|Review by bunkie||posted 1266 days ago||2676 views||0 times favorited||10 comments|
I lucked into the closeout deal at Woodcraft where it was being sold for $150. Shipping was $75. As I live in an apartment in NYC, I had it delivered to my sister’s house as she has both a garage and an SUV I could borrow to get it to my shop which is in Pennsylvania. It was shipped the same day and it arrived in three business days. I was concerned about how I would get it out of the truck, but the shipper had a liftgate and it was no problem. The best news was that it fit in my car:
I realize that this is somewhat off-topic for a typical review, but I feel that this is useful information in that big machinery can be very difficult to physically acquire.

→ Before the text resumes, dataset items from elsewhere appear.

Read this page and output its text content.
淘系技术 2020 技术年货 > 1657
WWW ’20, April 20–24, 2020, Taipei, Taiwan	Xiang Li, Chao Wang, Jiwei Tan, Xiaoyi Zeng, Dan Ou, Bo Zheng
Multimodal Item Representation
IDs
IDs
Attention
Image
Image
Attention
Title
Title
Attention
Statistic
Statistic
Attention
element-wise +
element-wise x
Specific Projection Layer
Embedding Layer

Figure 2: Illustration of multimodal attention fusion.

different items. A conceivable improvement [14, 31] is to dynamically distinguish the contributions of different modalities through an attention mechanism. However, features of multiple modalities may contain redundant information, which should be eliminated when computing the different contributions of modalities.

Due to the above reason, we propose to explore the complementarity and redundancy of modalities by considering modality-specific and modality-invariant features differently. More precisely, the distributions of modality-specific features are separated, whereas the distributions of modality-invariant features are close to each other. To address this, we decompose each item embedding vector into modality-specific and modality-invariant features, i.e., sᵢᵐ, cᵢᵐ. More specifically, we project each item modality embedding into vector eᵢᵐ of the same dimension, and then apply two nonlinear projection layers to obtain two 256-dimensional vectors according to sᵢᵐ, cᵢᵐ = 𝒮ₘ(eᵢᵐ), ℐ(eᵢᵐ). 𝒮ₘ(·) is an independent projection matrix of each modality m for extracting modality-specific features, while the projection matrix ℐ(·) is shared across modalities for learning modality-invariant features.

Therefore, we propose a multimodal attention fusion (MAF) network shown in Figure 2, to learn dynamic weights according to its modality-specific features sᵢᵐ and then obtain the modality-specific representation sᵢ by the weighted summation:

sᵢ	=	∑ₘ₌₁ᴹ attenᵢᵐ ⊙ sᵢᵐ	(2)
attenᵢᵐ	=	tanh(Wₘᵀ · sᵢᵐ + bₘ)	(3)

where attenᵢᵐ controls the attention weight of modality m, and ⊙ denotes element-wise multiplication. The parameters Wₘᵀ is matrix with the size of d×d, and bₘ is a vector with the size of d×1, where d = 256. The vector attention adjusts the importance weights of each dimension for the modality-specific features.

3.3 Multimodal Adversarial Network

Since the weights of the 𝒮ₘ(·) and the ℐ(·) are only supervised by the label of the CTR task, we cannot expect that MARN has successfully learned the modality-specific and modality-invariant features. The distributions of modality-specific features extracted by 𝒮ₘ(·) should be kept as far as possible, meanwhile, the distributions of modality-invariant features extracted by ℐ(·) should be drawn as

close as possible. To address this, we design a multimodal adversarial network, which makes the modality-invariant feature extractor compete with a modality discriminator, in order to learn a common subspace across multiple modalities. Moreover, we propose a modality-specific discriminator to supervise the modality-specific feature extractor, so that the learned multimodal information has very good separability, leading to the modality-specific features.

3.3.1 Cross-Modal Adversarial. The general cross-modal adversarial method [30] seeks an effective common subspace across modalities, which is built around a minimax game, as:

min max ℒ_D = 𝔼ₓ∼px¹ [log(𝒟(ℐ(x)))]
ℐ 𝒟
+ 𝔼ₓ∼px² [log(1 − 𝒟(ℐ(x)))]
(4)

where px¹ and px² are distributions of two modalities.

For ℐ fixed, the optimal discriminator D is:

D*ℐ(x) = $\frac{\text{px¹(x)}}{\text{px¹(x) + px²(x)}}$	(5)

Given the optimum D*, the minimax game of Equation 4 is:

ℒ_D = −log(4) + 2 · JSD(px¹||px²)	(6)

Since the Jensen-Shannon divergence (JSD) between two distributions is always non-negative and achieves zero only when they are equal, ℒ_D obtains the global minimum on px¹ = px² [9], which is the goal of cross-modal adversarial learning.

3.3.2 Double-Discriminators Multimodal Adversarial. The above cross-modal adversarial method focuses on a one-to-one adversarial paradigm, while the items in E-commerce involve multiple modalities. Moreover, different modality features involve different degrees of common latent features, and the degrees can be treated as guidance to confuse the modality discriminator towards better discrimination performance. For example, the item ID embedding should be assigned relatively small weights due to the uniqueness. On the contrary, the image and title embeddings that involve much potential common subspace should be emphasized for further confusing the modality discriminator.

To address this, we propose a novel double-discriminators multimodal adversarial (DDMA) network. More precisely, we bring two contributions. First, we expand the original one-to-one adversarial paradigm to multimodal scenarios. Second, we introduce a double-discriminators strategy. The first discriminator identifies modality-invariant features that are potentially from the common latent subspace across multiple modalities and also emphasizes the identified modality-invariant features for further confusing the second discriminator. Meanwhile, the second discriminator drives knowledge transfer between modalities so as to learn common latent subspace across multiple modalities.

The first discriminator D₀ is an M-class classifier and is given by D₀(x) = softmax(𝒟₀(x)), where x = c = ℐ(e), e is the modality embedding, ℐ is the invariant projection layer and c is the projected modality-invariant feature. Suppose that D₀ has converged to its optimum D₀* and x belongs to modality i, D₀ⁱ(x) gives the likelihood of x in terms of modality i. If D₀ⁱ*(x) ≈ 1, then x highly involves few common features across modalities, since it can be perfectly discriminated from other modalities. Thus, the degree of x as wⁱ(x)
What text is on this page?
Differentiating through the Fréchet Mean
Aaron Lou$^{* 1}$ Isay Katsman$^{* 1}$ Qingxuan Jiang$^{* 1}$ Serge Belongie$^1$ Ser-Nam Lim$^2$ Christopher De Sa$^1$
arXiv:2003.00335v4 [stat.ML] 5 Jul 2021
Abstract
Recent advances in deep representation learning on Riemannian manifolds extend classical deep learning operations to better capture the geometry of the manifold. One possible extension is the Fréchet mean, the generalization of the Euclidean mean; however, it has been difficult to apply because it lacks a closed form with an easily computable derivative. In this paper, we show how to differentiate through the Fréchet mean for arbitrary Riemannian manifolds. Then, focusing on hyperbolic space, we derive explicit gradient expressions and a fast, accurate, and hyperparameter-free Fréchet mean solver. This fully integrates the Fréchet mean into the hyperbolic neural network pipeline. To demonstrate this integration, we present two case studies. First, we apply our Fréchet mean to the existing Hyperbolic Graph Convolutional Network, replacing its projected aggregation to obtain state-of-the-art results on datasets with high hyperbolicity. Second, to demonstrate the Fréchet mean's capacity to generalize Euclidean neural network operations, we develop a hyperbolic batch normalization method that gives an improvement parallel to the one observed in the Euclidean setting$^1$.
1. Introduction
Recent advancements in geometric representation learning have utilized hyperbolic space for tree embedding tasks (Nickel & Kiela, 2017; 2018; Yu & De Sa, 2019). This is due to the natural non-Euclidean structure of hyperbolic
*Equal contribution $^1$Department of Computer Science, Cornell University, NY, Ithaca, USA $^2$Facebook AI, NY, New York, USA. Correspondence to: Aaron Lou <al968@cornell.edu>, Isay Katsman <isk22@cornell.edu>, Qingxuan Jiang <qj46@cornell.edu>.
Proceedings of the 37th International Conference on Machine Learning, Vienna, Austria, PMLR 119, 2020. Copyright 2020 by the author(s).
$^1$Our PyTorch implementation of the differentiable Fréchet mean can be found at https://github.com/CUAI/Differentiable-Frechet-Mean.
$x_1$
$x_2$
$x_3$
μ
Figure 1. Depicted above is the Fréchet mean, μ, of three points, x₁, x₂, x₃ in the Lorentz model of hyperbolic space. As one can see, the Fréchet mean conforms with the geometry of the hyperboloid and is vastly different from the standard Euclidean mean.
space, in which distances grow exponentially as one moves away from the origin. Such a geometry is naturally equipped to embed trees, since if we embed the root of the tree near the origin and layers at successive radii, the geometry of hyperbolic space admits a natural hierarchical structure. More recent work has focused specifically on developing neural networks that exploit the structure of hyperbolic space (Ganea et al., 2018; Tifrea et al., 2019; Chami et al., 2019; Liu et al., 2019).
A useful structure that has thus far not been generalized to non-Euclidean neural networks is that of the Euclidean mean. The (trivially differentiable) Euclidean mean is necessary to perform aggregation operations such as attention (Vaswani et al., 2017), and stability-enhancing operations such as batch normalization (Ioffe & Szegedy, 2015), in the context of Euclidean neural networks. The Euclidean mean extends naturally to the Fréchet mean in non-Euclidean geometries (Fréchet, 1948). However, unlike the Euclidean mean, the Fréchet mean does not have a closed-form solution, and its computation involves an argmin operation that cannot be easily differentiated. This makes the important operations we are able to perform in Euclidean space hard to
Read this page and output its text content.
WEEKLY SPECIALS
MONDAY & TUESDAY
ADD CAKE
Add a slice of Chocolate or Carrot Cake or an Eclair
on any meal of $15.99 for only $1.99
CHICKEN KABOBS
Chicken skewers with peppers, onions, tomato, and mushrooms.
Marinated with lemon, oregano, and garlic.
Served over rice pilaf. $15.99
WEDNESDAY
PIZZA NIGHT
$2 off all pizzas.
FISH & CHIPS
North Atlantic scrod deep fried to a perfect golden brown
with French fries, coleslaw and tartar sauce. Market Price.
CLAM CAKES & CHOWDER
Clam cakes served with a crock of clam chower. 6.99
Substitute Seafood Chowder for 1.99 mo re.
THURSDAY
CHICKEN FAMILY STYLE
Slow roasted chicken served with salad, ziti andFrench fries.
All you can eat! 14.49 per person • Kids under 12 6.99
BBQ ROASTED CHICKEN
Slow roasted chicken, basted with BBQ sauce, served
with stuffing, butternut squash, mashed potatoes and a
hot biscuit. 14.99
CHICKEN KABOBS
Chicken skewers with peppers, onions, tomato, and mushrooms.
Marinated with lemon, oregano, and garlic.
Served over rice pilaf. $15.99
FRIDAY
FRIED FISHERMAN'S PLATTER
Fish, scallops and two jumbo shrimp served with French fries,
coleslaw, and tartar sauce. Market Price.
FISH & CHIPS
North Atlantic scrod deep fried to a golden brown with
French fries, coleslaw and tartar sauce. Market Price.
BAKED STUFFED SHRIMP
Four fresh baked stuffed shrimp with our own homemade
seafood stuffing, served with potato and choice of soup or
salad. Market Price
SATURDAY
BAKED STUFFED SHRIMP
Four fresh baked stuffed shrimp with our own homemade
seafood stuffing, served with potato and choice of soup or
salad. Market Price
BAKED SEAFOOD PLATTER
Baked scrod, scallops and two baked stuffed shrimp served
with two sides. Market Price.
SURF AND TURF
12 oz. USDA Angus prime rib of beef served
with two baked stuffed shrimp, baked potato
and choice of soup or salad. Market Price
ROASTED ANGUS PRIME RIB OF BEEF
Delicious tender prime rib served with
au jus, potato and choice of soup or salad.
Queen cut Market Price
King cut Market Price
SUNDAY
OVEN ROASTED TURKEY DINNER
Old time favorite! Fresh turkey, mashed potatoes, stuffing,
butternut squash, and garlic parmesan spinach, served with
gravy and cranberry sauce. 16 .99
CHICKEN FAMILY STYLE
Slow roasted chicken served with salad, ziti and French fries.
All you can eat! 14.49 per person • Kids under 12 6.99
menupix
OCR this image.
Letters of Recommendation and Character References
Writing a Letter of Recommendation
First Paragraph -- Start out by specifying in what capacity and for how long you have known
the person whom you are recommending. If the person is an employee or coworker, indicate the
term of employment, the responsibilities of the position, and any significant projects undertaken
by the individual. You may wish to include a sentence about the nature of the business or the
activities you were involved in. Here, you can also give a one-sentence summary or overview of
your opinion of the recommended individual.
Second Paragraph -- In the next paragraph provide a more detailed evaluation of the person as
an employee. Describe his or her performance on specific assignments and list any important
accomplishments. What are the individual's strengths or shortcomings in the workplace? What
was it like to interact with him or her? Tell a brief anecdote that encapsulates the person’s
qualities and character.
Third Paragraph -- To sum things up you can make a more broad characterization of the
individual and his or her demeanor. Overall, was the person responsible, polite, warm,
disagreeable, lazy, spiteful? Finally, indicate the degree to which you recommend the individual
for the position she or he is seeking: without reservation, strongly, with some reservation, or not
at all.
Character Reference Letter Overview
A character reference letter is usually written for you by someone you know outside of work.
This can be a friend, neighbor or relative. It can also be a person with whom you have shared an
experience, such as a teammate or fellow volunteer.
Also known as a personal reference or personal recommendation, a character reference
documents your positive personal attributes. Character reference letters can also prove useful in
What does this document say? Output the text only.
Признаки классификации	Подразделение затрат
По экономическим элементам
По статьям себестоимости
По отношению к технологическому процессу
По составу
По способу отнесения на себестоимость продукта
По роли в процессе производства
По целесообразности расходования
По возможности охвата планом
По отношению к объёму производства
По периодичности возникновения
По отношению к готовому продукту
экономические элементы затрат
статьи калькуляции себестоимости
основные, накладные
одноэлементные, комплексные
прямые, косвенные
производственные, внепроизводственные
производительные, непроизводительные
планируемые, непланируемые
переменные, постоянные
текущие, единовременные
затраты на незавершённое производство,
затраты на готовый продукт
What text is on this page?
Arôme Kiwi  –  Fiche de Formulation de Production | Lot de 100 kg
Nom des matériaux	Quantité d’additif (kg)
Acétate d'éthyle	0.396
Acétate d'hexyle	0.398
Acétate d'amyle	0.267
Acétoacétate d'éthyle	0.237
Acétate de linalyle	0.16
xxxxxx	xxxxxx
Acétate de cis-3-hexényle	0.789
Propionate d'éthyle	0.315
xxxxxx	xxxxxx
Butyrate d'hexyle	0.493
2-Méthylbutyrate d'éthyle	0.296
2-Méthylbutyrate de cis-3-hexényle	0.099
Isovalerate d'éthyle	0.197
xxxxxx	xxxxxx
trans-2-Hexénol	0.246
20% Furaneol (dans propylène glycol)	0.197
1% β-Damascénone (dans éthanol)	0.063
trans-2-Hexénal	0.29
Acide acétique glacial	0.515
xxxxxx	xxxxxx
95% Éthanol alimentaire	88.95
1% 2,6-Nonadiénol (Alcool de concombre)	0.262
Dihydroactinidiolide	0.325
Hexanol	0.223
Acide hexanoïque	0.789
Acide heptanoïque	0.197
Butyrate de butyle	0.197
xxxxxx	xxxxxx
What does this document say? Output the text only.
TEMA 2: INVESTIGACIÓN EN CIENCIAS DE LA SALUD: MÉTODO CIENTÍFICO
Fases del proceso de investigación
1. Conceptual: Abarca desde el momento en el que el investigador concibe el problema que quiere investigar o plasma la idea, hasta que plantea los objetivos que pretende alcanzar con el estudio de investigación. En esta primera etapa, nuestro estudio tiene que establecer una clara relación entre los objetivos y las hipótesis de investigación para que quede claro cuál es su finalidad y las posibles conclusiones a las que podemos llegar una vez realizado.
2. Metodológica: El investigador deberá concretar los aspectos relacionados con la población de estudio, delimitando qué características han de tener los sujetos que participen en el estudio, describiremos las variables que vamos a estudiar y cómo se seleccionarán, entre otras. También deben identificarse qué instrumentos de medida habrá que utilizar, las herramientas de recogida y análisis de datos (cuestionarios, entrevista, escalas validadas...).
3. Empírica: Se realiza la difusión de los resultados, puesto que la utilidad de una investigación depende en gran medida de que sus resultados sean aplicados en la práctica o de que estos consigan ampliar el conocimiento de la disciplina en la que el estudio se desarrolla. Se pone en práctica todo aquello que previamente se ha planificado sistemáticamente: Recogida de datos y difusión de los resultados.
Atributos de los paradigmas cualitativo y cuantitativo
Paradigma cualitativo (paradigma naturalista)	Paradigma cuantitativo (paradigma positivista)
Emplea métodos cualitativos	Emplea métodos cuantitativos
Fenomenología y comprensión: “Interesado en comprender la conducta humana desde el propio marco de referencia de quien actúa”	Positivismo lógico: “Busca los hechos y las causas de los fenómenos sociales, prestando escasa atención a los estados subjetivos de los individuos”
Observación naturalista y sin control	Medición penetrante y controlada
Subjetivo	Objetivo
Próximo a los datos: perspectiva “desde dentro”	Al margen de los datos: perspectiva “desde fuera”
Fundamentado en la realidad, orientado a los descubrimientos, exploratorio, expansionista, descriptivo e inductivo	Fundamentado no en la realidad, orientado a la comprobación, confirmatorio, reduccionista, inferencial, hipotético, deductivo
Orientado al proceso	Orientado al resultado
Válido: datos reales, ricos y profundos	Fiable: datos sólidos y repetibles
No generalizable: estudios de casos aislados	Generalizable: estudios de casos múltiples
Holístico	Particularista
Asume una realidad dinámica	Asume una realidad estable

Cleaning and setup took about two hours, taking my time. Here’s the top after cleaninng:
I had absolutely no problems with assembly or setup. No missing parts, no horribly buried bolts to tighten, no doing it wrong then having to go back and do it right. I tool my time, read the manual and did the parts inventory before I began. The base is very nicely finished, the metalwork is straight and square and the door and dust port fit nicely. I didn’t have to adjust the motor position.
The body of the jointer is a mix of rough castings and nicely-machined surfaces. The infeed table and the outfeed table were smooth and flat as far as I can tell (using my level as a straightedge, I could see no obvious dips or bumps).
The knives needed no adjusting whatsoever. The fence stops for 45 and 90 degrees did need to be touched up, but that went quickly. The infeed and outfeed tables were co-planar and needed no adjustment except for height. Table height is adjusted using handwheels. Here’s one area where it could be better, There’s a fair amount of lash in the wheels. It’s not a big deal as it doesn’t really affect the result, but this is one area where the low cost of the tool is apparent.
The power switch is something of an impostor. It looks like a proper magnetic switch, but it is a mechanical switch. I discovered this when I plugged the jointer in and it started up. Luckily, I was running through a power strip and it popped the strip’s circuit breaker.
The unit is very quiet. There is minimal vibration. I didn’t try the nickel test, but I feel it would pass without problems. The motor takes about 1.5 seconds to come up to speed, almost like a soft-start router. I like this.
How does it perform? In a word, fairly well. I faced-planed some 24” long cherry and the face was nice and smooth. I couldn’t see any knife marks and there was no tearout except at the very ends of the boards. I then edge-jointed the boards and looked for gaps by holding the boards toghether and looking at a light source. I couldn’t find any.
This is my first big jointer. I have the ShopSmith 4” jointer so I’m not a stranger to them. In all, I’m very happy so far. This model has been replaced by a machine that has it’s power switch on a post, probably for safety reasons. I’m looking forward to milling some of the short logs I have in the driveway now that I have a jointer with enought capacity to give me flat faces.